Sadly, however, education is once again no longer an equal prospect.  Rather, special interest groups maintain inordinate control of government run-schools.  The mandated curriculum they push is geared toward promoting a social agenda.

Today’s education no longer seems to focus on the fundamental knowledge our children need to achieve the rights our forefathers scribed in the Constitution.  Instead, it hastens the end of American exceptionalism.

Because of this change in American public school systems, it is likely many young black children lack the knowledge of why Brown v. Board of Education was the catalyst that gave them the opportunity to achieve every dream they could imagine.  They do not realize that a new form of oppression and segregation has entered the hallowed halls of our education system, leading to the failure and social disintegration of our schools.  They do not know how we have squandered the opportunities granted to us lately that was earned through the blood and tears shed by many of our ancestors as the result of allowing liberal social dogmas to dictate our path.

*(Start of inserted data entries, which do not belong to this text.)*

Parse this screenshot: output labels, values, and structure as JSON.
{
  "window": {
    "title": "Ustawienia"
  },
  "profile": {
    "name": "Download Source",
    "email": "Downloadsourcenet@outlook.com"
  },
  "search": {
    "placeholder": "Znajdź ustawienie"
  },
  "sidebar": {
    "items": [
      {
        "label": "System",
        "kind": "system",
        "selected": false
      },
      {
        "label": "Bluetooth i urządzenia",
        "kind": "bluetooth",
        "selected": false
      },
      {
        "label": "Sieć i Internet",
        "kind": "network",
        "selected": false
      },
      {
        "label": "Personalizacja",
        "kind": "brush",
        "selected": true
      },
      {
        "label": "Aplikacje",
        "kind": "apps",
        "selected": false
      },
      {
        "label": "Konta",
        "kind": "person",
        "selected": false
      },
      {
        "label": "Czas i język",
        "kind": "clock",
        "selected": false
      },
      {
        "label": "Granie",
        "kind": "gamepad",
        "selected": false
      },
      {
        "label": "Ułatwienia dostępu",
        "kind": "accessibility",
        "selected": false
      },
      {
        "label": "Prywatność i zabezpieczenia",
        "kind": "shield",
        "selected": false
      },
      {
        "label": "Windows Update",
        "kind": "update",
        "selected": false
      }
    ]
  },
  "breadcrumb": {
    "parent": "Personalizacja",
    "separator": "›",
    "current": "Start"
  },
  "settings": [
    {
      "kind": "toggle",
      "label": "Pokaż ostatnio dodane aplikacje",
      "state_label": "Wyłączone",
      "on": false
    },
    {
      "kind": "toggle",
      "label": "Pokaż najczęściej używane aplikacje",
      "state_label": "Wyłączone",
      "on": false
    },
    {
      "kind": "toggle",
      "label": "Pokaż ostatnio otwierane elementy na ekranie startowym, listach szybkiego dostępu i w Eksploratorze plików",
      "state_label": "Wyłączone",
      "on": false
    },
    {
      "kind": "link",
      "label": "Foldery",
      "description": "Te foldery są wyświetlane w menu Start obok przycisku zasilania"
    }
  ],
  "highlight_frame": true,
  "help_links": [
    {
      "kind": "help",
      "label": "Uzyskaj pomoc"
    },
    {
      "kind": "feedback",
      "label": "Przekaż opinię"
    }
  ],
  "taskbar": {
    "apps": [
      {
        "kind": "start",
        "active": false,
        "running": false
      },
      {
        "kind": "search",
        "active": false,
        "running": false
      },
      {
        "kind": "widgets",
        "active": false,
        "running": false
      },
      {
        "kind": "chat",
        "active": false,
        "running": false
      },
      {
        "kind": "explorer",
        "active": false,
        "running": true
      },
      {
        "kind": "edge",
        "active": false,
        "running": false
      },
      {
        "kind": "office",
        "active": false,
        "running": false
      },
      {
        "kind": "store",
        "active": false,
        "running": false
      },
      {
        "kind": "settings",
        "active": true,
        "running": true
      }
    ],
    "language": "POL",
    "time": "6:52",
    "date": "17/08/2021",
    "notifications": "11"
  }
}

The Brown v. Board of Education decision was supposed to give blacks greater opportunities and advancements, but we — as a people — have retrogressed.  We failed to learn from our past.  Now, we are destined to relive it.

George Santayana wrote in his book, Reason in Common Sense, that: “Those who cannot remember the past are condemned to repeat it.”

Lowering the bar based upon race, gender or financial standing leads to ignorance, intolerance and disparity.  It is obviously not what Oliver Brown had in mind when he bravely stood his ground.

Let’s pray that all Americans open their eyes and begin standing up and fighting this new form of fascism.